Gleich drei "zweite" Preise wurden in der Kategorie "Mittlere Unternehmen" vergeben. Ausgezeichnet wurden Endress+Hauser Wetzer GmbH+Co.KG, KAUTEX TEXTRON GmbH + Co. KG Werk Wissen und PHILIPS SEMICONDUCTORS Diskrete Halbleiter Hamburg. Bis auf Kautex ebenfalls bekannte Namen, die schon mal auf dem LEP-Treppchen standen. Ein erster oder ein dritter Preis konnte in dieser Kategorie nicht vergeben werden.

An der Spitze in der Kategorie "Große Unternehmen" steht in diesem Jahr die TNT EXPRESS GMBH, die erfolgreich mit dem Preis als Gewinner des Ludwig-Erhard-Preises ihre Bewerbung abschließen konnte. Der zweite Preis wurde dem Finalisten von 2002, der LUFTHANSA CITYLINE GMBH zuerkannt. PHILIPS GmbH, Unternehmensbereich Automotive Playback Modules, erreichte erstmals als Finalist die dritte ausgezeichnete Stufe.

Die abendliche Feier fand am 27. November 2003 im Haus der Deutschen Wirtschaft in Berlin mit mehr als 400 interessierten Teilnehmern statt. Ausrichter war in diesem Jahr wieder der VDI. Da es offensichtlich sonst nichts Wesentliches zu feiern gab, war der Rahmen gewohnt schlicht und trotzdem feierlich. Eine gelungene Veranstaltung! Sicherlich Ansporn für viele interessierte Unternehmen, die dieses Jahr (noch) nicht auf die Bühne gerufen wurden.

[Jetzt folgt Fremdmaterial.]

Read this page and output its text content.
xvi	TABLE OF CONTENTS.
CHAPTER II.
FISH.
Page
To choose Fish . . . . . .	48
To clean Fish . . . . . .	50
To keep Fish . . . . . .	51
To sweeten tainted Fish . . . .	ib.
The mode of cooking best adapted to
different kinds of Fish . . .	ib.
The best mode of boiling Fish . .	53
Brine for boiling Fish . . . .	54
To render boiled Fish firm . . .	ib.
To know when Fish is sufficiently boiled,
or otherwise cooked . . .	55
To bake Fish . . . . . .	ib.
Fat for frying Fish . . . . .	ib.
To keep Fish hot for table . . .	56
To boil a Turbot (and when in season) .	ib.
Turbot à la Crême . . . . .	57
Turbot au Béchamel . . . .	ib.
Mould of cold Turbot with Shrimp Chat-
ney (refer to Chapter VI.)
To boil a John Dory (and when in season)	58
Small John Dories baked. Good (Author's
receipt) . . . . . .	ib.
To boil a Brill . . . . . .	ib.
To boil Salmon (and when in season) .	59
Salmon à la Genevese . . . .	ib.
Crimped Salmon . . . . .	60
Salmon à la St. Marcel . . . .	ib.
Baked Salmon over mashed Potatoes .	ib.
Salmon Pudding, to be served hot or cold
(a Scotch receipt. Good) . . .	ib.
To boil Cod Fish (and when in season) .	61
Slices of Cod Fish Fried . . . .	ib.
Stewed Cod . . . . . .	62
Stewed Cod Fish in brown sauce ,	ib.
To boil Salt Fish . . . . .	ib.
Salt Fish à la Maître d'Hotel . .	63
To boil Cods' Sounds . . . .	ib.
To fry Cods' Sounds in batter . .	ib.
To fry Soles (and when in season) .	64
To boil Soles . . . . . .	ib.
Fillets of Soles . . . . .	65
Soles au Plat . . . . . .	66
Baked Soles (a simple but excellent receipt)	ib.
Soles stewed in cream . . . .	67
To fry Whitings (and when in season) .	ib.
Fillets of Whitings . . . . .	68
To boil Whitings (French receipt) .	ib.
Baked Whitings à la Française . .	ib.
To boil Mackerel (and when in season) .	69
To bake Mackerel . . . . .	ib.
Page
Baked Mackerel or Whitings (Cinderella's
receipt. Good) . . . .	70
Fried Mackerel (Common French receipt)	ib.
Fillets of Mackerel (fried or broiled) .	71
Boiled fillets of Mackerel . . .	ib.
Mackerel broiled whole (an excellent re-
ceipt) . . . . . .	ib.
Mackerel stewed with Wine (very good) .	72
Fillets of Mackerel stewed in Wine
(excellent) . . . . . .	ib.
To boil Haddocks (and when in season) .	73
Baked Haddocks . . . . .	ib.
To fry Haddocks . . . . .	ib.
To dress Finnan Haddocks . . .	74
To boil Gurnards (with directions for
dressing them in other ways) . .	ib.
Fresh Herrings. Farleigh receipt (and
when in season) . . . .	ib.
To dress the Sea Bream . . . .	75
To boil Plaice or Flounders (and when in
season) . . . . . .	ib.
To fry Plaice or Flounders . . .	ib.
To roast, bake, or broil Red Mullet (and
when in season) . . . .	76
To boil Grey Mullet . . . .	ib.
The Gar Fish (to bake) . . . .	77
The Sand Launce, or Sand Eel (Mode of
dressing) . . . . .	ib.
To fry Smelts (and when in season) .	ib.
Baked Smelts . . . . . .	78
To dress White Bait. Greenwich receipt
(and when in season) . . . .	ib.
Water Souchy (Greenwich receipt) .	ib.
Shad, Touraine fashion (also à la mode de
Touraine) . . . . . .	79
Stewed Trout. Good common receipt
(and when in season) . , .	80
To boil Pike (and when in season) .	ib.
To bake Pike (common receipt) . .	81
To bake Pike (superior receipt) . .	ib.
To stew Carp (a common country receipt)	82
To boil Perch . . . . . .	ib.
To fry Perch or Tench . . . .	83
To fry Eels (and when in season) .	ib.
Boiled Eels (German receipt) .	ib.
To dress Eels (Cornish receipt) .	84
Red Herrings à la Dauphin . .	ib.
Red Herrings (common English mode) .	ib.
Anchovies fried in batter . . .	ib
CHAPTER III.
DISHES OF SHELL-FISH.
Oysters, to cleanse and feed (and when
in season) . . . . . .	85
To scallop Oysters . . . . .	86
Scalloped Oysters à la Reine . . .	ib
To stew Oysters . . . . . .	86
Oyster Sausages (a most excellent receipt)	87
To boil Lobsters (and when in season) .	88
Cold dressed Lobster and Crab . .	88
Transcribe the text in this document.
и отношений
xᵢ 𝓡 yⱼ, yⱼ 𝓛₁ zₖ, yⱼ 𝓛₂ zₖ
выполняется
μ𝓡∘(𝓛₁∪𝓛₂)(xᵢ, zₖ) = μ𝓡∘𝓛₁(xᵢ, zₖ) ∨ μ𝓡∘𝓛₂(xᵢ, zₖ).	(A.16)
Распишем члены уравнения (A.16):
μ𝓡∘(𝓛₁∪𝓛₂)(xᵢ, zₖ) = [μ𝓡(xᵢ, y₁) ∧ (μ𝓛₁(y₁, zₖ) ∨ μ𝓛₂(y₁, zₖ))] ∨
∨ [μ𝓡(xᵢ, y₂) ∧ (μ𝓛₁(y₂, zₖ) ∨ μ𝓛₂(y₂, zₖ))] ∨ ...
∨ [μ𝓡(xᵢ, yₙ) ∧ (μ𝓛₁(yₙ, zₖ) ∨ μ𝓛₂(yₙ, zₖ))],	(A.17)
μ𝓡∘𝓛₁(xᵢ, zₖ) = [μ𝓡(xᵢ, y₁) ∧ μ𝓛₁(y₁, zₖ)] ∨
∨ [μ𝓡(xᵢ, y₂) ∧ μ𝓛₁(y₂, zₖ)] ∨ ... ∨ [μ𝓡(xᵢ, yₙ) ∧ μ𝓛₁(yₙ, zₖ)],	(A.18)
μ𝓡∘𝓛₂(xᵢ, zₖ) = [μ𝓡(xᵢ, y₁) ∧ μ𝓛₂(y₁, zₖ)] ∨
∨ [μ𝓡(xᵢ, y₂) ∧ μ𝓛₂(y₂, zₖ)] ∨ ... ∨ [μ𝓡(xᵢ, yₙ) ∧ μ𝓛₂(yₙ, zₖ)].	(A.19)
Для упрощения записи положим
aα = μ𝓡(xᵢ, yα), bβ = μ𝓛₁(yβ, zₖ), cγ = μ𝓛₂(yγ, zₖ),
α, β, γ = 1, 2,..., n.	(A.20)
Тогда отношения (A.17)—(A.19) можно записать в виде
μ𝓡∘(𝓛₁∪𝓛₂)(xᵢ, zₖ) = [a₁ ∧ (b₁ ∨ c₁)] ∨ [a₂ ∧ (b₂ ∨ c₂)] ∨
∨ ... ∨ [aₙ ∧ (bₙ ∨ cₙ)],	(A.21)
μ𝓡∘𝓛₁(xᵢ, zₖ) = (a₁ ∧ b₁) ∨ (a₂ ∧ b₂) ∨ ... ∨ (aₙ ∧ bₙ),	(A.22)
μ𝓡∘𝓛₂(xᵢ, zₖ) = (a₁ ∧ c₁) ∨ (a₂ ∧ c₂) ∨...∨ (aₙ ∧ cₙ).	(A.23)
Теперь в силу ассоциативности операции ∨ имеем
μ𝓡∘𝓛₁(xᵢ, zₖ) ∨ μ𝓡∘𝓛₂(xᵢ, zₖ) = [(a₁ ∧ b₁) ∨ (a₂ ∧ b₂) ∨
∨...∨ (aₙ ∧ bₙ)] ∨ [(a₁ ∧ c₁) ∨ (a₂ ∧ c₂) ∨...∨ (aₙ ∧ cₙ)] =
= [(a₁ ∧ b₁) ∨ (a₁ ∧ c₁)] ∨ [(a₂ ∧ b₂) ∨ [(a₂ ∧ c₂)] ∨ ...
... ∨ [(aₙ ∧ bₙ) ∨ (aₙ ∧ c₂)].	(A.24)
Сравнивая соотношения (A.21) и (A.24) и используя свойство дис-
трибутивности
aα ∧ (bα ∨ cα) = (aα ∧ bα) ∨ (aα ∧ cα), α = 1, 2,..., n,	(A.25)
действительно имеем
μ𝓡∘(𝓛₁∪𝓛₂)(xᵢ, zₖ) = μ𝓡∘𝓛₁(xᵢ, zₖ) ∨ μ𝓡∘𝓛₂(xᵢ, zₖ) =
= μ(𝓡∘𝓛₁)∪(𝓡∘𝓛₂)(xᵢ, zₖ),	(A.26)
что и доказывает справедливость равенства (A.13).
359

Angenehm aufgefallen ist, dass die Jury des Ludwig-Erhard-Preises ihrer Linie treu geblieben ist. Gefeiert wurden wieder die "absolut" besten und nicht, wie im letzten Jahr, der "relativ" beste unter den Finalisten. Das gibt Hoffnung!

Mit der Vergabe der Preise wird das aktuelle Bewerbungsjahr abgeschlossen und gleichzeitig der neue Zyklus eingeläutet. Bis spätestens Ende Februar 2004 muss das Bewerbungsformular beim VDI oder der DGQ abgegeben sein. Spätestens am 30 Juni  müssen die kompletten Bewerbungsunterlagen eingereicht sein. Im Juli und August werden die Unterlagen bewertet und von Anfang September bis Anfang Oktober finden die Firmenbesuche statt. Und im November kommen sie dann alle wieder zusammen, um die Ausgezeichneten zu feiern. Dauerbewerber sollten auf eventuelle inhaltliche Änderungen der Ausschreibungen achten.

Unterlagen und Informationen gibt es unter www.ludwig-erhard-preis.de im Internet.